Currently, Honeywell provides a pre-treatment solution serving LNG customers globally. Air Products’ complementary LNG process technology and equipment business consists of a comprehensive portfolio, including in-house design and manufacturing of coil-wound heat exchangers (CWHE) and related equipment. CWHEs provide the highest throughput of natural gas in a single exchanger with a small footprint and robust, reliable and safe operations both onshore and offshore.
“While the world continues to build the renewables-based energy infrastructure of the future, natural gas is a critical lower-emission and affordable transition fuel that will help meet ever-increasing and dynamic global energy demands,” said Vimal Kapur, Chairman and CEO of Honeywell.
“This highly complementary acquisition will further strengthen our energy transition portfolio, and Air Products’ CWHE technology will immediately expand our installed base – creating new opportunities to compound growth in aftermarket services and digitalisation through our Honeywell Forge platform,” Kapur added.
“The decision to divest our LNG heat exchanger technology and equipment business reflects Air Products’ continued focus on its two-pillar strategy — to grow our core industrial gas business and related technology and equipment and to be a first-mover delivering clean hydrogen at scale to decarbonise industrial and heavy-duty transportation sectors. The LNG business is a great business and at the strongest point in its decades-long history thanks to the outstanding work of our people, and they will be in good hands to advance as part of Honeywell’s related portfolio of technologies,” said Air Products’ Chairman, President and Chief Executive Officer Seifi Ghasemi.The LNG market has quadrupled over the past 20 years and is expected to double over the next two decades, driven by demand in key end markets including power and data centres according to industry research.1
Ken West, President and CEO of Honeywell’s Energy and Sustainability Solutions (ESS) segment said, “The integration of this talented team and the acquired proprietary technologies will enable Honeywell UOP to bring a full spectrum of scalable solutions and services that help our global customers navigate the complex journey to more sustainable and efficient energy practices.”

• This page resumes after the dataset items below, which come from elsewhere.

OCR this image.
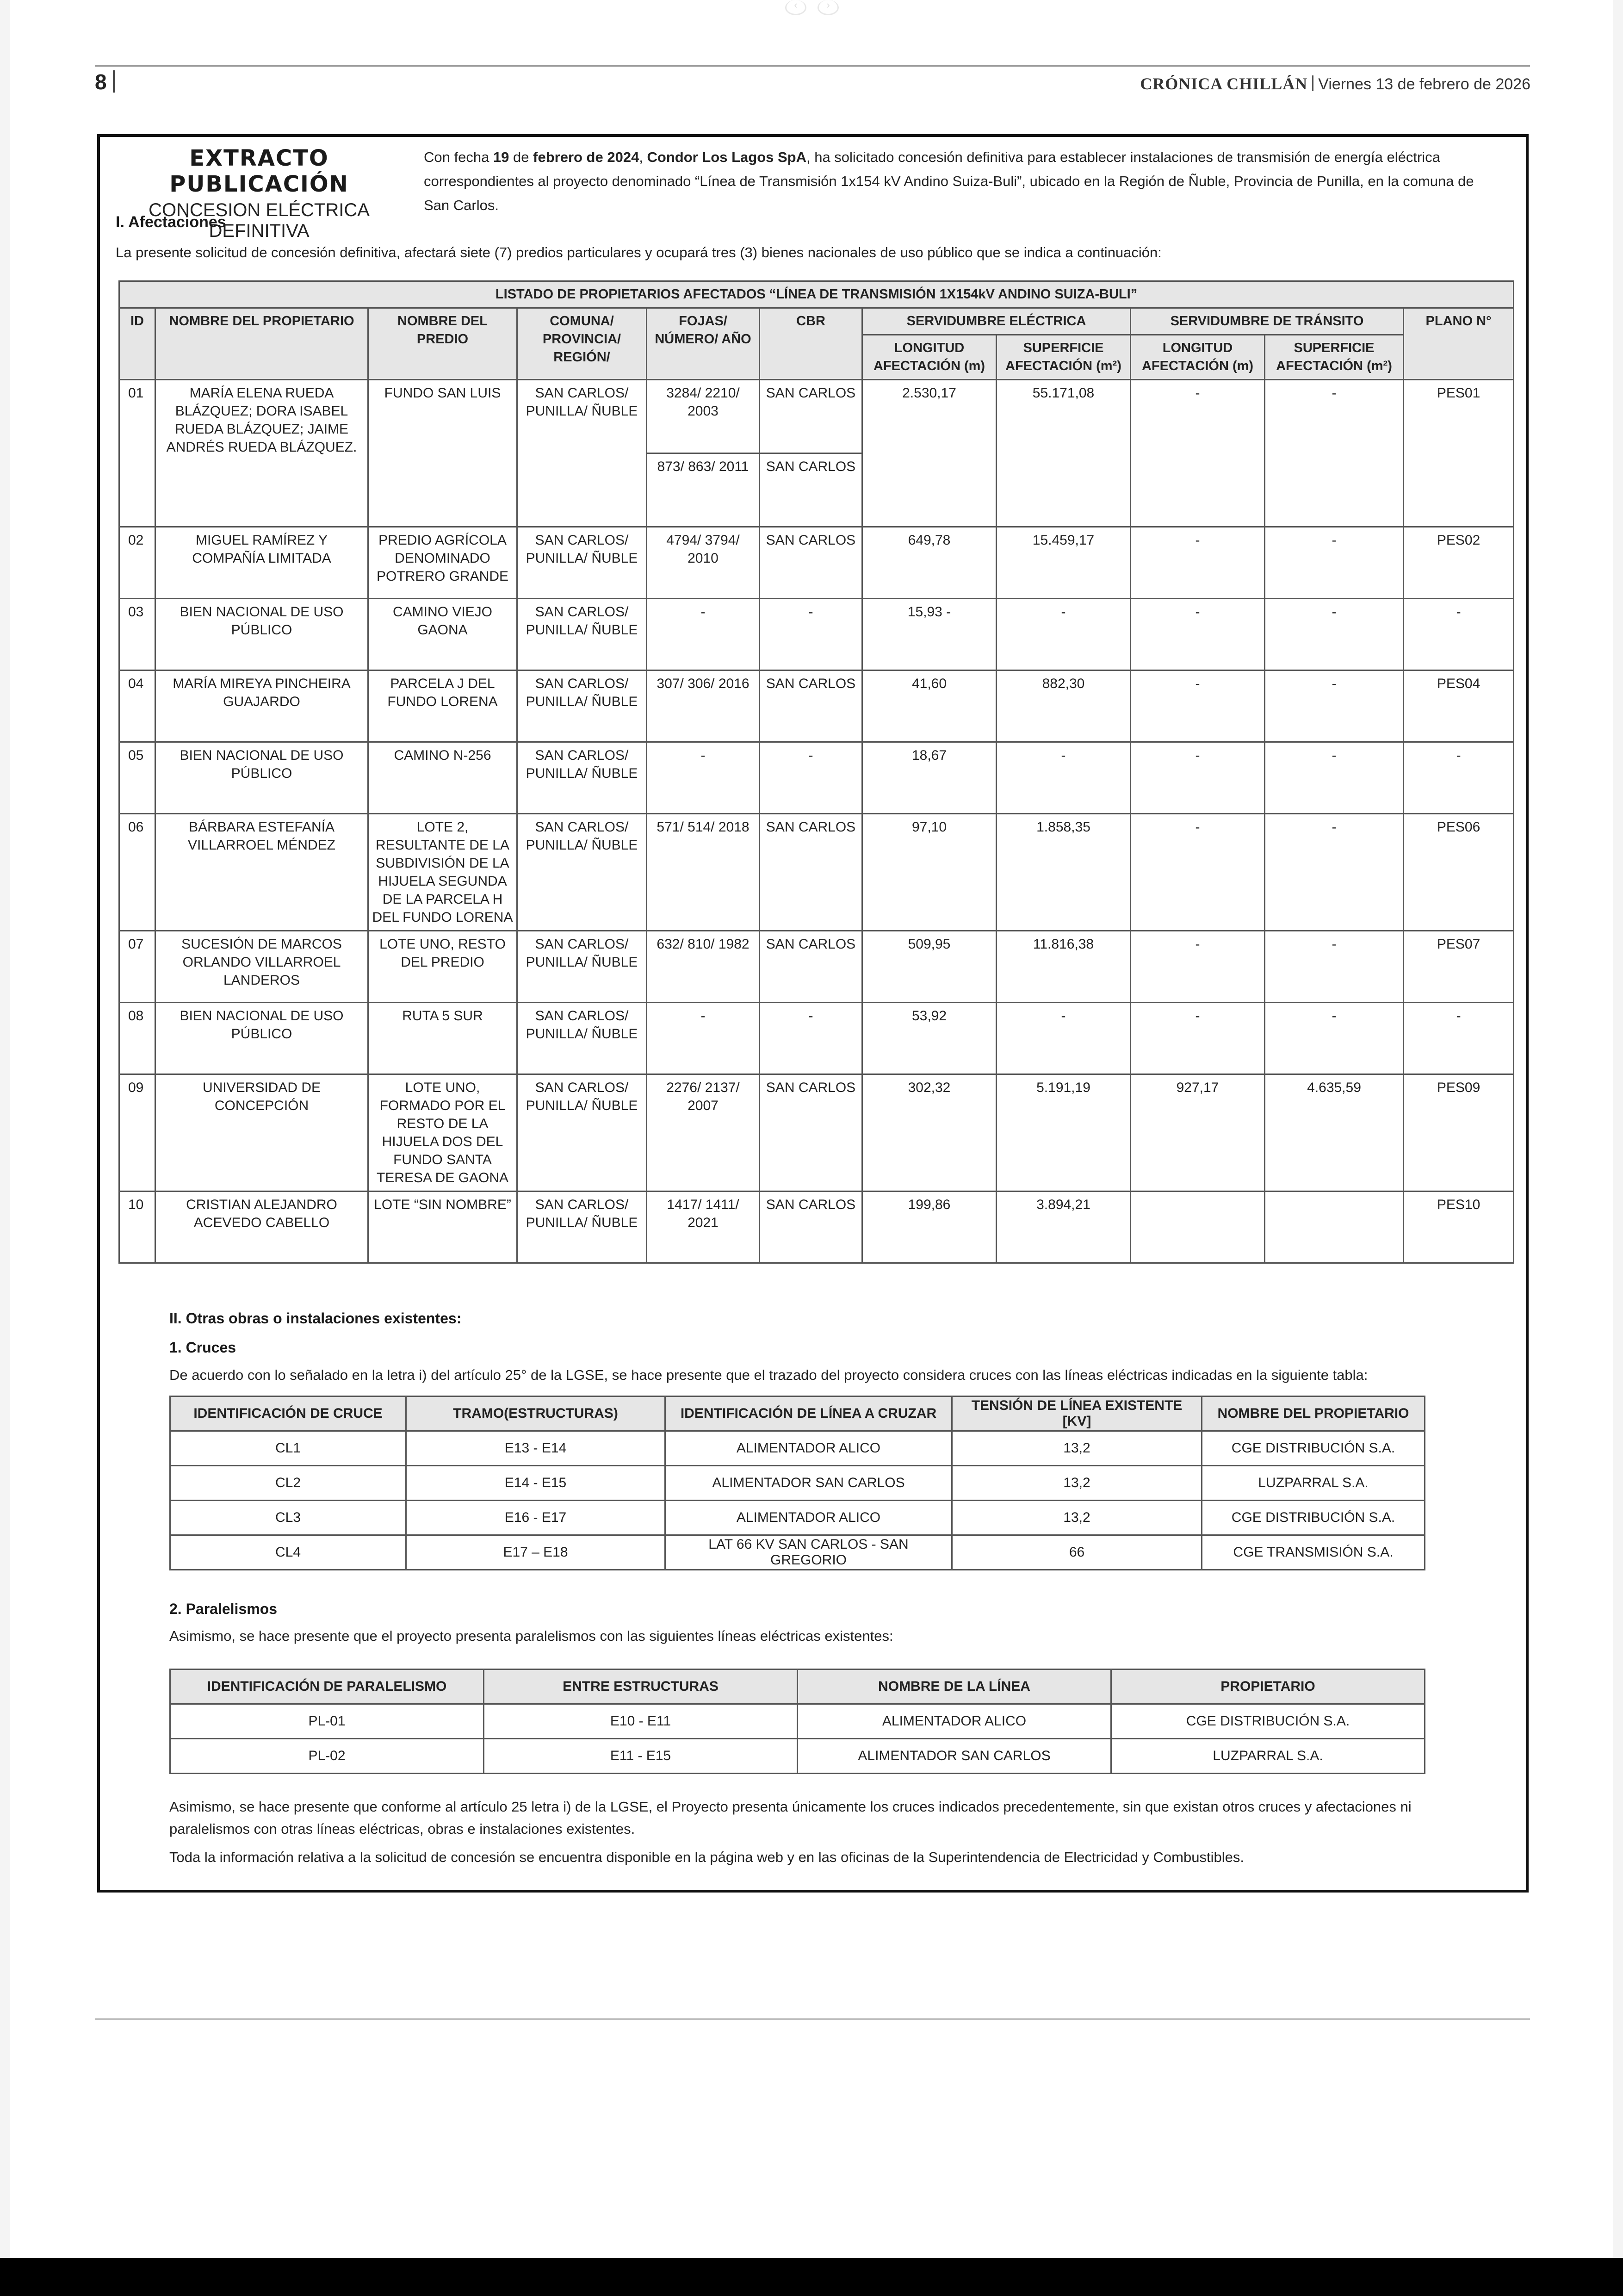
‹	›
8	CRÓNICA CHILLÁN Viernes 13 de febrero de 2026
EXTRACTO PUBLICACIÓN
CONCESION ELÉCTRICA DEFINITIVA
Con fecha 19 de febrero de 2024, Condor Los Lagos SpA, ha solicitado concesión definitiva para establecer instalaciones de transmisión de energía eléctrica correspondientes al proyecto denominado “Línea de Transmisión 1x154 kV Andino Suiza-Buli”, ubicado en la Región de Ñuble, Provincia de Punilla, en la comuna de San Carlos.
I. Afectaciones
La presente solicitud de concesión definitiva, afectará siete (7) predios particulares y ocupará tres (3) bienes nacionales de uso público que se indica a continuación:
LISTADO DE PROPIETARIOS AFECTADOS “LÍNEA DE TRANSMISIÓN 1X154kV ANDINO SUIZA-BULI”										
ID	NOMBRE DEL PROPIETARIO	NOMBRE DEL PREDIO	COMUNA/ PROVINCIA/ REGIÓN/	FOJAS/ NÚMERO/ AÑO	CBR	SERVIDUMBRE ELÉCTRICA		SERVIDUMBRE DE TRÁNSITO		PLANO N°
						LONGITUD AFECTACIÓN (m)	SUPERFICIE AFECTACIÓN (m²)	LONGITUD AFECTACIÓN (m)	SUPERFICIE AFECTACIÓN (m²)	
01	MARÍA ELENA RUEDA BLÁZQUEZ; DORA ISABEL RUEDA BLÁZQUEZ; JAIME ANDRÉS RUEDA BLÁZQUEZ.	FUNDO SAN LUIS	SAN CARLOS/ PUNILLA/ ÑUBLE	3284/ 2210/ 2003	SAN CARLOS	2.530,17	55.171,08	-	-	PES01
				873/ 863/ 2011	SAN CARLOS					
02	MIGUEL RAMÍREZ Y COMPAÑÍA LIMITADA	PREDIO AGRÍCOLA DENOMINADO POTRERO GRANDE	SAN CARLOS/ PUNILLA/ ÑUBLE	4794/ 3794/ 2010	SAN CARLOS	649,78	15.459,17	-	-	PES02
03	BIEN NACIONAL DE USO PÚBLICO	CAMINO VIEJO GAONA	SAN CARLOS/ PUNILLA/ ÑUBLE	-	-	15,93 -	-	-	-	-
04	MARÍA MIREYA PINCHEIRA GUAJARDO	PARCELA J DEL FUNDO LORENA	SAN CARLOS/ PUNILLA/ ÑUBLE	307/ 306/ 2016	SAN CARLOS	41,60	882,30	-	-	PES04
05	BIEN NACIONAL DE USO PÚBLICO	CAMINO N-256	SAN CARLOS/ PUNILLA/ ÑUBLE	-	-	18,67	-	-	-	-
06	BÁRBARA ESTEFANÍA VILLARROEL MÉNDEZ	LOTE 2, RESULTANTE DE LA SUBDIVISIÓN DE LA HIJUELA SEGUNDA DE LA PARCELA H DEL FUNDO LORENA	SAN CARLOS/ PUNILLA/ ÑUBLE	571/ 514/ 2018	SAN CARLOS	97,10	1.858,35	-	-	PES06
07	SUCESIÓN DE MARCOS ORLANDO VILLARROEL LANDEROS	LOTE UNO, RESTO DEL PREDIO	SAN CARLOS/ PUNILLA/ ÑUBLE	632/ 810/ 1982	SAN CARLOS	509,95	11.816,38	-	-	PES07
08	BIEN NACIONAL DE USO PÚBLICO	RUTA 5 SUR	SAN CARLOS/ PUNILLA/ ÑUBLE	-	-	53,92	-	-	-	-
09	UNIVERSIDAD DE CONCEPCIÓN	LOTE UNO, FORMADO POR EL RESTO DE LA HIJUELA DOS DEL FUNDO SANTA TERESA DE GAONA	SAN CARLOS/ PUNILLA/ ÑUBLE	2276/ 2137/ 2007	SAN CARLOS	302,32	5.191,19	927,17	4.635,59	PES09
10	CRISTIAN ALEJANDRO ACEVEDO CABELLO	LOTE “SIN NOMBRE”	SAN CARLOS/ PUNILLA/ ÑUBLE	1417/ 1411/ 2021	SAN CARLOS	199,86	3.894,21			PES10
II. Otras obras o instalaciones existentes:
1. Cruces
De acuerdo con lo señalado en la letra i) del artículo 25° de la LGSE, se hace presente que el trazado del proyecto considera cruces con las líneas eléctricas indicadas en la siguiente tabla:
IDENTIFICACIÓN DE CRUCE	TRAMO(ESTRUCTURAS)	IDENTIFICACIÓN DE LÍNEA A CRUZAR	TENSIÓN DE LÍNEA EXISTENTE [KV]	NOMBRE DEL PROPIETARIO
CL1	E13 - E14	ALIMENTADOR ALICO	13,2	CGE DISTRIBUCIÓN S.A.
CL2	E14 - E15	ALIMENTADOR SAN CARLOS	13,2	LUZPARRAL S.A.
CL3	E16 - E17	ALIMENTADOR ALICO	13,2	CGE DISTRIBUCIÓN S.A.
CL4	E17 – E18	LAT 66 KV SAN CARLOS - SAN GREGORIO	66	CGE TRANSMISIÓN S.A.
2. Paralelismos
Asimismo, se hace presente que el proyecto presenta paralelismos con las siguientes líneas eléctricas existentes:
IDENTIFICACIÓN DE PARALELISMO	ENTRE ESTRUCTURAS	NOMBRE DE LA LÍNEA	PROPIETARIO
PL-01	E10 - E11	ALIMENTADOR ALICO	CGE DISTRIBUCIÓN S.A.
PL-02	E11 - E15	ALIMENTADOR SAN CARLOS	LUZPARRAL S.A.
Asimismo, se hace presente que conforme al artículo 25 letra i) de la LGSE, el Proyecto presenta únicamente los cruces indicados precedentemente, sin que existan otros cruces y afectaciones ni paralelismos con otras líneas eléctricas, obras e instalaciones existentes.
Toda la información relativa a la solicitud de concesión se encuentra disponible en la página web y en las oficinas de la Superintendencia de Electricidad y Combustibles.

Air Products’ LNG Business has approximately 475 employees with headquarters in Allentown, Pennsylvania and a 390,000-square-foot manufacturing facility in Port Manatee, Florida, where all sizes of CWHEs are made.
This is the fourth acquisition Honeywell has announced this year as part of its disciplined capital deployment strategy. The company is focused on high-return acquisitions that will drive future growth across its portfolio, which is aligned with the three compelling megatrends of automation, the future of aviation and energy transition.
This transaction, which is expected to be adjusted earnings per share accretive in the first full year of ownership is not subject to any financing conditions and is expected to close before the end of the calendar year, subject to customary closing conditions, including receipt of certain regulatory approvals.